- PATRICIA (EP20): 00 UTC 22 Oct 2015: 60 kt -> 150 kt in 24 hours (CHP6 predicted ~150 kt)
- MERANTI (WP16): 06 UTC 10 Sep 2016: 35 kt -> 155 kt in 60 hours (CHP6 predicted ~160 kt)
- MARIA (AL15): 12 UTC 17 Sep 2017: 60 kt -> 140 kt in 36 hours (CHP6 predicted ~135 kt)
While CHP6 is not a forecast model per se, since it is meant to show the sensitivity of the TC to very favorable environmental conditions relative to the other members of the CHIPS ensemble, the fact that it sometimes captures ERI events with 36-72 hour lead time when no other full physics model does, suggests that the dynamics of ERI are primarily axisymmetric and do not require a 3D full-physics framework.

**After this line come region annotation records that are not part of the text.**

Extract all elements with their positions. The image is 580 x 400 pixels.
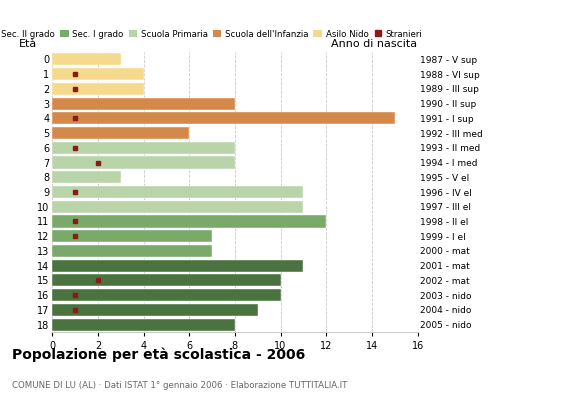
Bar bbox=[52, 171, 121, 183]
Text: COMUNE DI LU (AL) · Dati ISTAT 1° gennaio 2006 · Elaborazione TUTTITALIA.IT: COMUNE DI LU (AL) · Dati ISTAT 1° gennai… bbox=[12, 381, 347, 390]
Bar bbox=[52, 186, 303, 198]
Bar bbox=[52, 260, 303, 272]
Bar bbox=[52, 83, 143, 95]
Bar bbox=[52, 98, 235, 110]
Bar bbox=[52, 142, 235, 154]
Bar bbox=[52, 112, 395, 124]
Bar bbox=[52, 245, 212, 257]
Bar bbox=[52, 216, 326, 228]
Bar bbox=[52, 127, 189, 139]
Bar bbox=[52, 274, 281, 286]
Legend: Sec. II grado, Sec. I grado, Scuola Primaria, Scuola dell'Infanzia, Asilo Nido, : Sec. II grado, Sec. I grado, Scuola Prim… bbox=[0, 26, 426, 42]
Bar bbox=[52, 201, 303, 213]
Bar bbox=[52, 289, 281, 301]
Text: Età: Età bbox=[19, 39, 38, 49]
Bar bbox=[52, 53, 121, 66]
Bar bbox=[52, 156, 235, 168]
Text: Anno di nascita: Anno di nascita bbox=[332, 39, 418, 49]
Bar bbox=[52, 318, 235, 331]
Bar bbox=[52, 304, 258, 316]
Bar bbox=[52, 68, 143, 80]
Text: Popolazione per età scolastica - 2006: Popolazione per età scolastica - 2006 bbox=[12, 348, 305, 362]
Bar bbox=[52, 230, 212, 242]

These examples of correct predictions of extreme RI events suggest that the general pathway of extreme rapid intensification can be captured by an axisymmetric numerical model, and that the MPIR may be achieved when the storm structure and latent heating distribution are axisymmetric in a favorable environment. When the MPIR limit is high for a given storm, extreme rapid intensification becomes possible.
The goals of this work are twofold: 1) to create and evaluate an initial version of forecast guidance for the upper bound rate at which TCs may intensify and examine the verification statistics for such a model, and 2) to examine high-resolution flight-level aircraft observations for several well-observed ERI cases to learn how the TC’s physical scale (radius of maximum winds), inertial stability, dynamic efficiency, and column-integrated diabatic heating evolve during ERI. Development of effective MPIR-based guidance could be extremely useful to operational forecasters who need to assess what the upper-bound intensification risk is for marginal tropical storms that are a few days away from landfall.